Cheerios à la Bourguignon

RABBIS AND VEGETARIANISM: AN EVOLVING TRADITION
by Roberta Kalechovsky
[Micah Publications, 225 Humphrey St., Marblehead, MA 01945, $10.00, plus $2.25 for shipping and handling]

This book is a collection of essays by 17 rabbis—Reform, Conservative, Reconstructionist and Orthodox—on the subject of vegetarianism in the framework of the Jewish tradition. As the author, Roberta Kalechovsky, notes. “Food is a political issue today. For Jews it has always been a religious issue, related to concepts of holiness.” Beginning with a discourse on the work of Rabbi Yitzhak HaCohen Kook (1865-1935), a giant among Jewish scholars, the contributors discuss the impossibility of the co-existence of holiness and meat-eating today.

The contributors come from varying theological backgrounds, and became vegetarian for an assortment of reasons—a concern for human health, for the environment, or for non-human animals— yet, despite differences, certain touchstones appear repeatedly throughout the essays: that vegetarianism, for example, was clearly the diet in the biblical Garden of Eden; meat-eating was permitted only after the Flood, as a moral compromise with a humanity which had become evil. That the laws of kashrut (Jewish dietary laws) act as a reminder of the seriousness of eating animal flesh and animal products, and are a concession to meat eating. That there has always been, in the words of Rabbi Arthur Green, a “pro-vegetarian bias” in Judaism, and “a clear discomfort with the eating of animal flesh.” And that, finally, early Jews ate a grain-and-vegetable-based diet, whereas today’s Jews in the U.S. eat meat much more often, and, as Rabbi Harold Kushner points out, have lost sight of the distinction between eating a once-living animal and eating a bowl of cereal.
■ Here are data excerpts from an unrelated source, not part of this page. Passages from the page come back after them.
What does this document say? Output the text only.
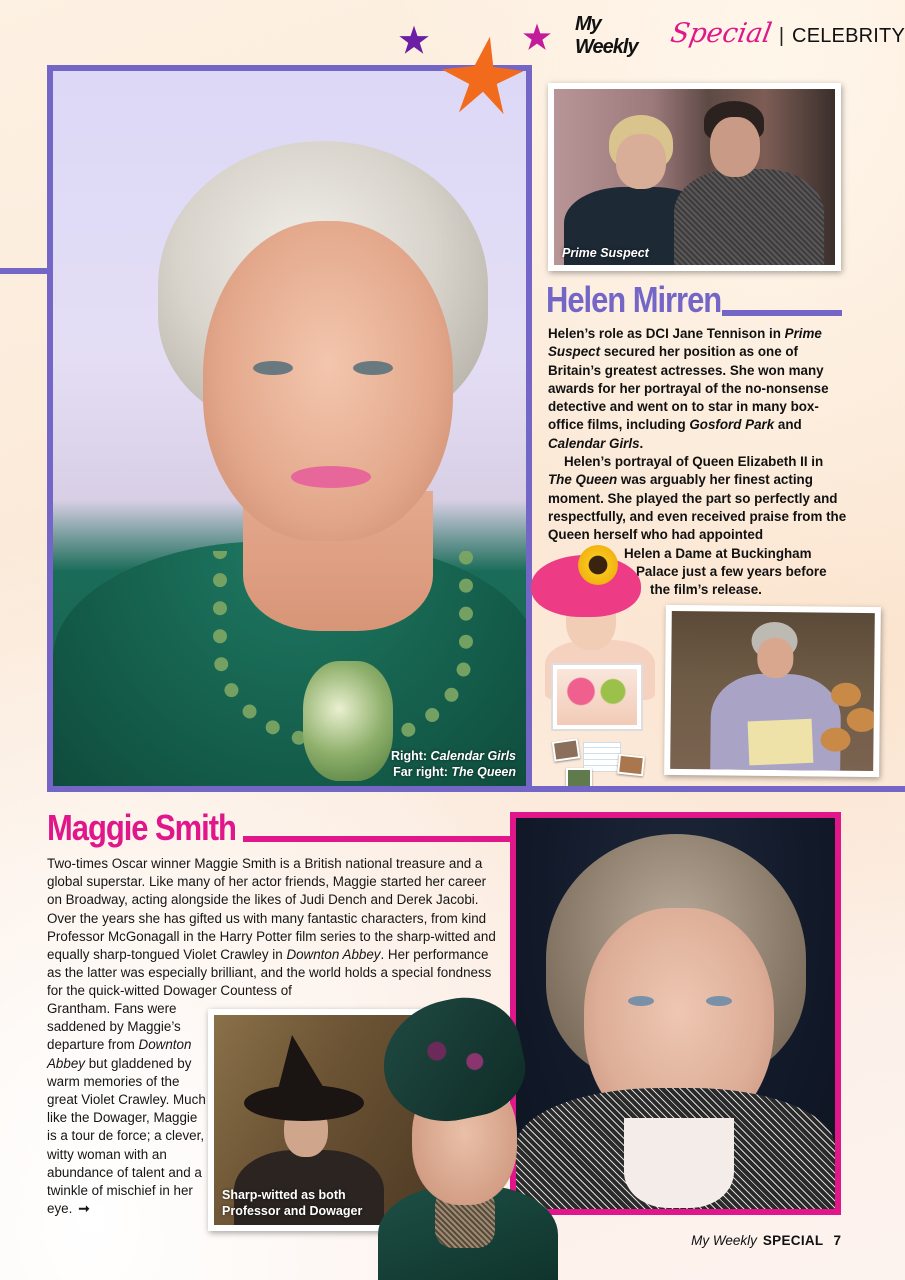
My Weekly	Special | CELEBRITY
Right: Calendar Girls
Far right: The Queen
Prime Suspect
Helen Mirren

Helen’s role as DCI Jane Tennison in Prime Suspect secured her position as one of Britain’s greatest actresses. She won many awards for her portrayal of the no-nonsense detective and went on to star in many box-office films, including Gosford Park and Calendar Girls.

Helen’s portrayal of Queen Elizabeth II in The Queen was arguably her finest acting moment. She played the part so perfectly and respectfully, and even received praise from the Queen herself who had appointed

Helen a Dame at Buckingham
Palace just a few years before
the film’s release.
Maggie Smith
Two-times Oscar winner Maggie Smith is a British national treasure and a global superstar. Like many of her actor friends, Maggie started her career on Broadway, acting alongside the likes of Judi Dench and Derek Jacobi. Over the years she has gifted us with many fantastic characters, from kind Professor McGonagall in the Harry Potter film series to the sharp-witted and equally sharp-tongued Violet Crawley in Downton Abbey. Her performance as the latter was especially brilliant, and the world holds a special fondness for the quick-witted Dowager Countess of
Grantham. Fans were saddened by Maggie’s departure from Downton Abbey but gladdened by warm memories of the great Violet Crawley. Much like the Dowager, Maggie is a tour de force; a clever, witty woman with an abundance of talent and a twinkle of mischief in her eye. ➞
Sharp-witted as both
Professor and Dowager
My Weekly SPECIAL 7
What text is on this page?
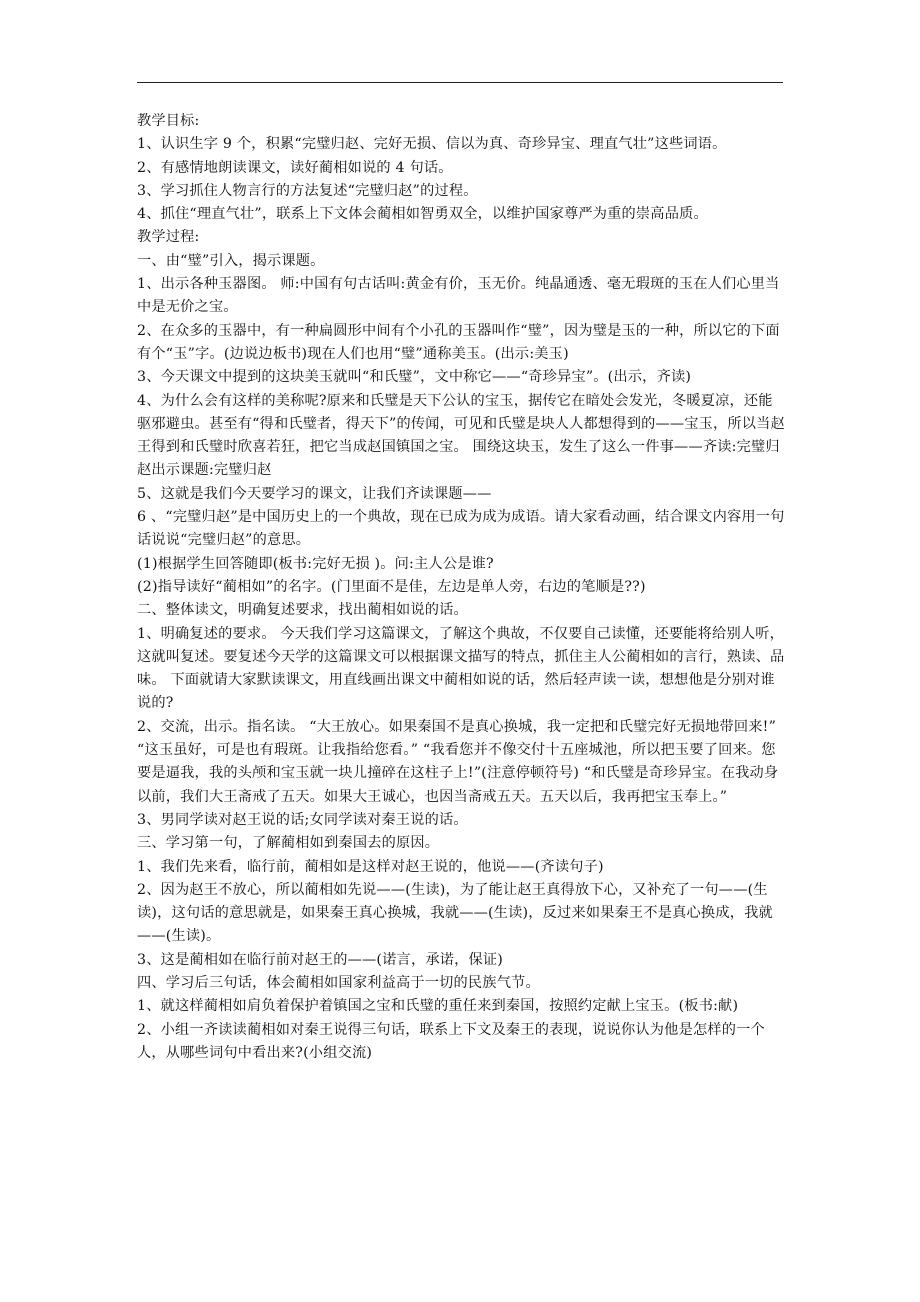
教学目标:
1、认识生字 9 个，积累“完璧归赵、完好无损、信以为真、奇珍异宝、理直气壮”这些词语。
2、有感情地朗读课文，读好蔺相如说的 4 句话。
3、学习抓住人物言行的方法复述“完璧归赵”的过程。
4、抓住“理直气壮”，联系上下文体会蔺相如智勇双全，以维护国家尊严为重的崇高品质。
教学过程:
一、由“璧”引入，揭示课题。
1、出示各种玉器图。 师:中国有句古话叫:黄金有价，玉无价。纯晶通透、毫无瑕斑的玉在人们心里当中是无价之宝。
2、在众多的玉器中，有一种扁圆形中间有个小孔的玉器叫作“璧”，因为璧是玉的一种，所以它的下面有个“玉”字。(边说边板书)现在人们也用“璧”通称美玉。(出示:美玉)
3、今天课文中提到的这块美玉就叫“和氏璧”，文中称它——“奇珍异宝”。(出示，齐读)
4、为什么会有这样的美称呢?原来和氏璧是天下公认的宝玉，据传它在暗处会发光，冬暖夏凉，还能驱邪避虫。甚至有“得和氏璧者，得天下”的传闻，可见和氏璧是块人人都想得到的——宝玉，所以当赵王得到和氏璧时欣喜若狂，把它当成赵国镇国之宝。 围绕这块玉，发生了这么一件事——齐读:完璧归赵出示课题:完璧归赵
5、这就是我们今天要学习的课文，让我们齐读课题——
6 、“完璧归赵”是中国历史上的一个典故，现在已成为成为成语。请大家看动画，结合课文内容用一句话说说“完璧归赵”的意思。
(1)根据学生回答随即(板书:完好无损 )。问:主人公是谁?
(2)指导读好“蔺相如”的名字。(门里面不是佳，左边是单人旁，右边的笔顺是??)
二、整体读文，明确复述要求，找出蔺相如说的话。
1、明确复述的要求。 今天我们学习这篇课文，了解这个典故，不仅要自己读懂，还要能将给别人听，这就叫复述。要复述今天学的这篇课文可以根据课文描写的特点，抓住主人公蔺相如的言行，熟读、品味。 下面就请大家默读课文，用直线画出课文中蔺相如说的话，然后轻声读一读，想想他是分别对谁说的?
2、交流，出示。指名读。 “大王放心。如果秦国不是真心换城，我一定把和氏璧完好无损地带回来!” “这玉虽好，可是也有瑕斑。让我指给您看。” “我看您并不像交付十五座城池，所以把玉要了回来。您要是逼我，我的头颅和宝玉就一块儿撞碎在这柱子上!”(注意停顿符号) “和氏璧是奇珍异宝。在我动身以前，我们大王斋戒了五天。如果大王诚心，也因当斋戒五天。五天以后，我再把宝玉奉上。”
3、男同学读对赵王说的话;女同学读对秦王说的话。
三、学习第一句，了解蔺相如到秦国去的原因。
1、我们先来看，临行前，蔺相如是这样对赵王说的，他说——(齐读句子)
2、因为赵王不放心，所以蔺相如先说——(生读)，为了能让赵王真得放下心，又补充了一句——(生读)，这句话的意思就是，如果秦王真心换城，我就——(生读)，反过来如果秦王不是真心换成，我就——(生读)。
3、这是蔺相如在临行前对赵王的——(诺言，承诺，保证)
四、学习后三句话，体会蔺相如国家利益高于一切的民族气节。
1、就这样蔺相如肩负着保护着镇国之宝和氏璧的重任来到秦国，按照约定献上宝玉。(板书:献)
2、小组一齐读读蔺相如对秦王说得三句话，联系上下文及秦王的表现，说说你认为他是怎样的一个人，从哪些词句中看出来?(小组交流)
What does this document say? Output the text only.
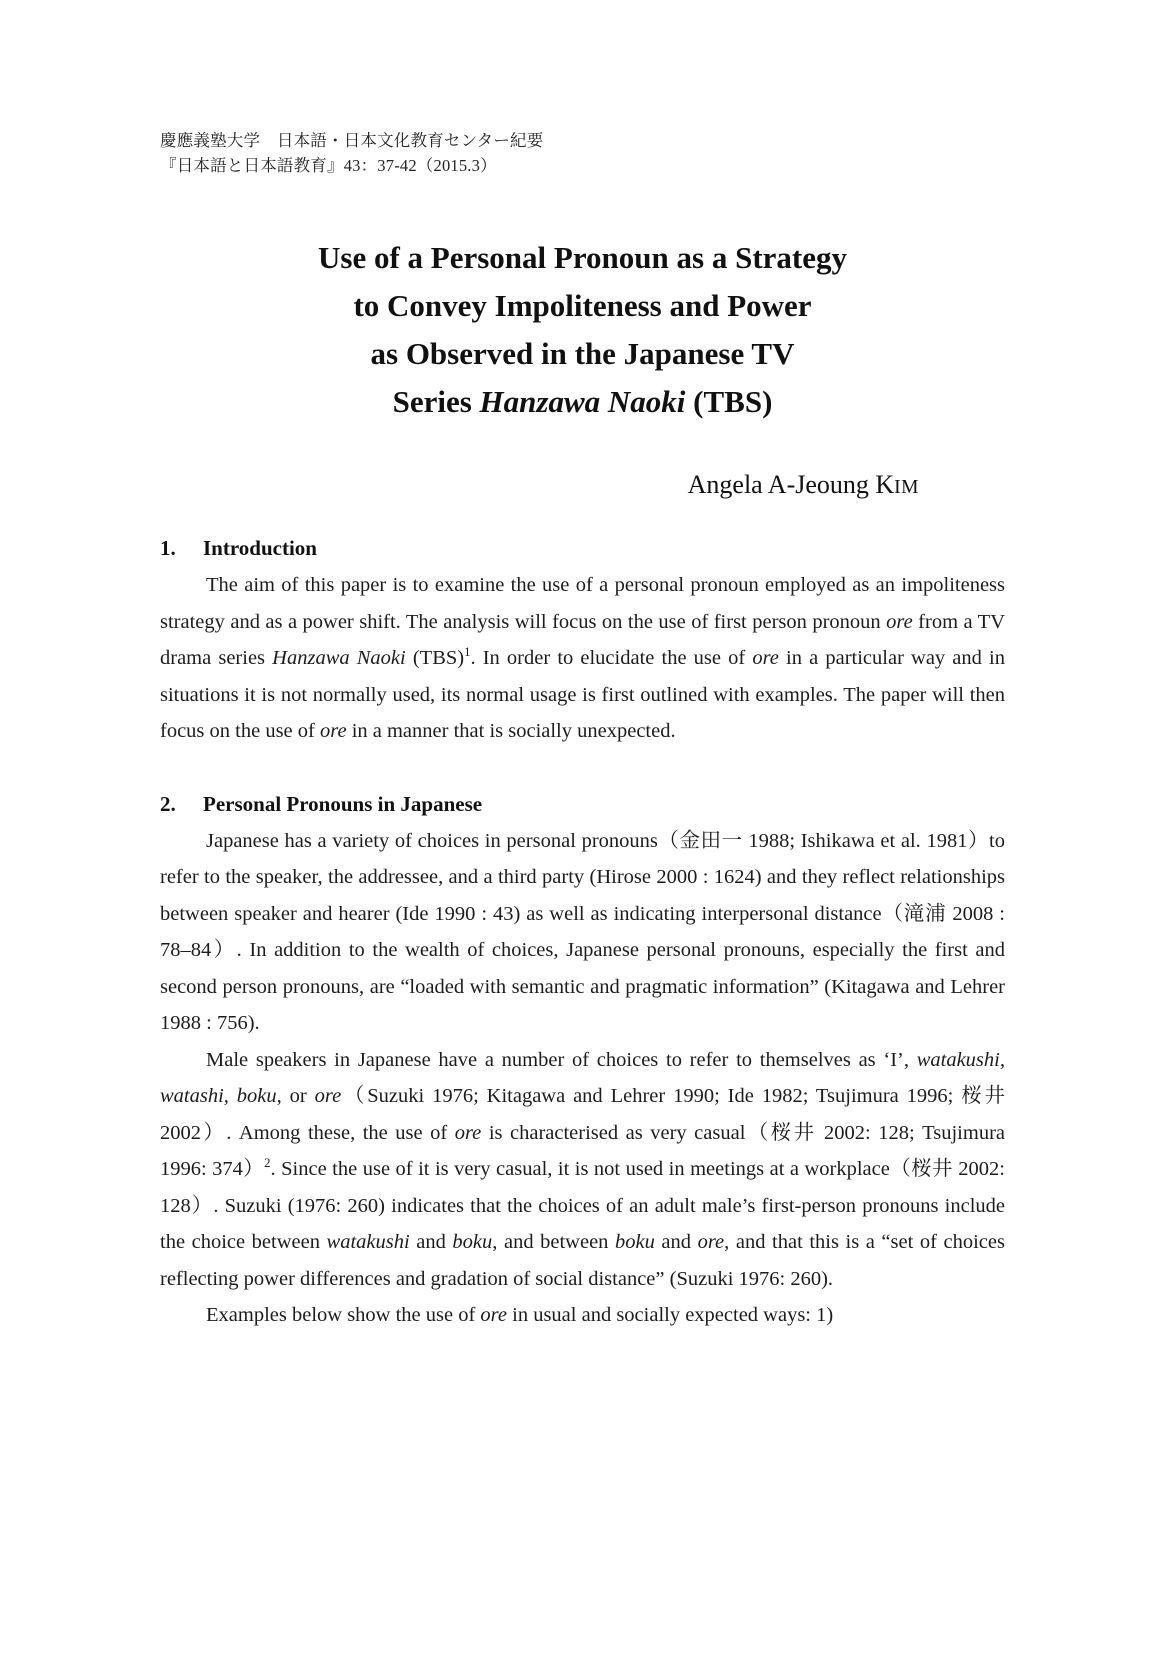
慶應義塾大学　日本語・日本文化教育センター紀要
『日本語と日本語教育』43：37-42（2015.3）
Use of a Personal Pronoun as a Strategy
to Convey Impoliteness and Power
as Observed in the Japanese TV
Series Hanzawa Naoki (TBS)
Angela A-Jeoung KIM
1. Introduction

The aim of this paper is to examine the use of a personal pronoun employed as an impoliteness strategy and as a power shift. The analysis will focus on the use of first person pronoun ore from a TV drama series Hanzawa Naoki (TBS)$^1$. In order to elucidate the use of ore in a particular way and in situations it is not normally used, its normal usage is first outlined with examples. The paper will then focus on the use of ore in a manner that is socially unexpected.

2. Personal Pronouns in Japanese

Japanese has a variety of choices in personal pronouns（金田一 1988; Ishikawa et al. 1981）to refer to the speaker, the addressee, and a third party (Hirose 2000 : 1624) and they reflect relationships between speaker and hearer (Ide 1990 : 43) as well as indicating interpersonal distance（滝浦 2008 : 78–84）. In addition to the wealth of choices, Japanese personal pronouns, especially the first and second person pronouns, are “loaded with semantic and pragmatic information” (Kitagawa and Lehrer 1988 : 756).

Male speakers in Japanese have a number of choices to refer to themselves as ‘I’, watakushi, watashi, boku, or ore（Suzuki 1976; Kitagawa and Lehrer 1990; Ide 1982; Tsujimura 1996; 桜井 2002）. Among these, the use of ore is characterised as very casual（桜井 2002: 128; Tsujimura 1996: 374）$^2$. Since the use of it is very casual, it is not used in meetings at a workplace（桜井 2002: 128）. Suzuki (1976: 260) indicates that the choices of an adult male’s first-person pronouns include the choice between watakushi and boku, and between boku and ore, and that this is a “set of choices reflecting power differences and gradation of social distance” (Suzuki 1976: 260).

Examples below show the use of ore in usual and socially expected ways: 1)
Judaism is a religion rich in blessings, including many to be said before eating certain foods, but there is no blessing for eating meat. The way in which animals designated to be food are treated today is so cruel as not to be consistent with the laws of kashrut. As Rabbi David Brusin eloquently writes, “We are being challenged to rethink what we now label as kosher, Jewishly fit and proper for human beings to eat. given current methods of meat and poultry production. Our physical well-being and our moral sensibilities hang in the balance.”

Marjorie Cramer is a plastic surgeon and is the president of the National Organization of American Mohalim and Mohalot [ritual circumcizers].